Monday, July 19, 2010

Medical Controversy: Multiple Sclerosis is a Vascular Disease?

When new unproven treatments appear I tend to think that it will be the medical profession that pushes them before they are shown to work. I keep forgetting the other side of the equation. Namely the patients.

In 1995 Elena Ravalli started suffering from the symptoms of multiple sclerosis (MS). It so happens that her husband is a professor of medicine at the University of Ferrara in Italy. He went looking for the solution to MS and came across an interesting finding.
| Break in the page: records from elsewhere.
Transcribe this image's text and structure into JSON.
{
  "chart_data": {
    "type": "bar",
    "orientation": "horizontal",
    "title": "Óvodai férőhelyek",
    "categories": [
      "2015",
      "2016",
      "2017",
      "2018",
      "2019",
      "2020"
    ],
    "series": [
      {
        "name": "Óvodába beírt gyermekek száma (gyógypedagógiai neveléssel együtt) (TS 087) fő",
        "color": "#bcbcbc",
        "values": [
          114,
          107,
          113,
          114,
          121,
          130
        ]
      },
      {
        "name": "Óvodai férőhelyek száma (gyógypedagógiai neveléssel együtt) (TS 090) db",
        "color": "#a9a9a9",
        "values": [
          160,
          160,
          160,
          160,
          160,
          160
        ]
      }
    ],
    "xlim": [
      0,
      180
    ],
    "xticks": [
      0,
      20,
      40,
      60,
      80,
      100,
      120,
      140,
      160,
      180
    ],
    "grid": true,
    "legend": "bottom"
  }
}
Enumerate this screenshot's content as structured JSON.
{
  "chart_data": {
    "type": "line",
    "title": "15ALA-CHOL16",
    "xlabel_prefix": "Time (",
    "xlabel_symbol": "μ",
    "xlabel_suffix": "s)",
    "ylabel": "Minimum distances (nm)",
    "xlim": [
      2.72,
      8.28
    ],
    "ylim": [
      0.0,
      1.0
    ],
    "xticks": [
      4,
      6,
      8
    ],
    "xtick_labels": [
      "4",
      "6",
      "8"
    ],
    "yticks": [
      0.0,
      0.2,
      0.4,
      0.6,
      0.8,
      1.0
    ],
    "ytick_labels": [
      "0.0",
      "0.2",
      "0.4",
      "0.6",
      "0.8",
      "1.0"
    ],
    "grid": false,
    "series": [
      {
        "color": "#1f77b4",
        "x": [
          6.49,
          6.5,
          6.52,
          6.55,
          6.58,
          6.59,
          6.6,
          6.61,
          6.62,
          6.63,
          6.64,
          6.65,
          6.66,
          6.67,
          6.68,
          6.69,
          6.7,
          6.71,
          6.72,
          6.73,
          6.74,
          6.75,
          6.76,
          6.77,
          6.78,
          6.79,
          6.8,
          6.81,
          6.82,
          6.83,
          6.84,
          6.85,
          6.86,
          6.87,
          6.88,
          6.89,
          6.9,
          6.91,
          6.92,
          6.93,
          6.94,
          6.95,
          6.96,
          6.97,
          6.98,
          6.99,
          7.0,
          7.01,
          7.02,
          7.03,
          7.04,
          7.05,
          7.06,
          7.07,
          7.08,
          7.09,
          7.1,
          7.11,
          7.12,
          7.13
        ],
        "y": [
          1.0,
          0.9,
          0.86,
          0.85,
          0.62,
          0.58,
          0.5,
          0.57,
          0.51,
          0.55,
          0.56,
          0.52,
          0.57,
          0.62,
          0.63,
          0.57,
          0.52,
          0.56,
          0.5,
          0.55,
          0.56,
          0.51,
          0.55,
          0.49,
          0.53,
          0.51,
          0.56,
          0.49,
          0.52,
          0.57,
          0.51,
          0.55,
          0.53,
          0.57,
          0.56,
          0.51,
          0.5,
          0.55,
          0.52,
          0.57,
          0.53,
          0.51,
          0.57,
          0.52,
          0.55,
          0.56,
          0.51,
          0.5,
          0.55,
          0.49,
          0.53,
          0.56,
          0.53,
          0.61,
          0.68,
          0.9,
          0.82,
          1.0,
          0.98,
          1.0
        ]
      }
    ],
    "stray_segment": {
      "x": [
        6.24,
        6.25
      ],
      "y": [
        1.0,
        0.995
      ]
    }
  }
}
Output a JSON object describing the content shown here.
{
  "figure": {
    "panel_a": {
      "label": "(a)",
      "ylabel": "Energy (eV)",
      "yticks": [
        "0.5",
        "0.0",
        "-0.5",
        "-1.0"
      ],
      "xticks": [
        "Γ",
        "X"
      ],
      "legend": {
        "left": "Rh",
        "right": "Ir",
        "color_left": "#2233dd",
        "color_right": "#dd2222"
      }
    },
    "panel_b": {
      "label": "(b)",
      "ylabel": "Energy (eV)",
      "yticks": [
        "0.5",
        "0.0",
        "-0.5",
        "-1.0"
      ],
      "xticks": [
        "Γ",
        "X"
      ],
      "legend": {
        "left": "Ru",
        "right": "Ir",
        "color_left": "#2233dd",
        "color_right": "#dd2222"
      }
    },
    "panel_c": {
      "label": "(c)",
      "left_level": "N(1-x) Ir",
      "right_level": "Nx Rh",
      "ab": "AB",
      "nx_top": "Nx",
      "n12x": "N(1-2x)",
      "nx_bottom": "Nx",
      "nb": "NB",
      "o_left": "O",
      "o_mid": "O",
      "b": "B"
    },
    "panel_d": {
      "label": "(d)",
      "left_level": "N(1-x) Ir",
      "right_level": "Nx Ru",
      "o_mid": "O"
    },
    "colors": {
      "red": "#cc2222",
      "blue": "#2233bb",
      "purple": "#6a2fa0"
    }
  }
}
Her husband, Paolo Zamboni, went looking and found a potential link between MS and blocked veins that drain blood from the brain.

It may be that the blocked veins allow iron and other substances in the blood to cross to cerebrospinal fluid where they cause damage.

Then he performed a simple operation on his wife alongs the lines of an angioplasty. He unclogged veins and let blood flow freely. His wife hasn't had an attack since.

A couple of his scientific papers are accessible online. They do tend to have the dense titles of most scholarly medical research. For example there is Chronic cerebrospinal venous insufficiency in patients with multiple sclerosis and the only slightly more accessible The Big Idea: Iron-dependent inflammation in venous disease and proposed parallels in multiple sclerosis.

I first heard of this research in late 2009 when The Globe and Mail covered the background of his work.

With early promising results (beyond just his own wife) patients with MS have jumped on the potentially simple cure. If a quick procedure to unblock some veins can stop and possibly reverse MS that is light years beyond any previous therapy. It makes complete sense to see patients actively trying to get treatment.

And this is one of those cases where the researcher himself is urging patience and caution. Zamboni himself says that doctors who are performing the procedure are acting irresponsibly but then he tempers his words saying that vascular neurologists should recommend the procedure for patients with advanced cases. Either way much more research needs to be done. But that isn't stopping patients. They are travelling to places where doctors will perform the procedure.

Put yourself in the shoes of someone with MS. There is a potentially revolutionary breakthrough that can remove MS completely with a simple surgery but it is still being researched. If the chances of side effect or complications from the surgery was low would you travel to the ends of the earth for treatment?

Most of us would if we could afford it.

To those that have a disease medical science will usually seem too slow and too cautious.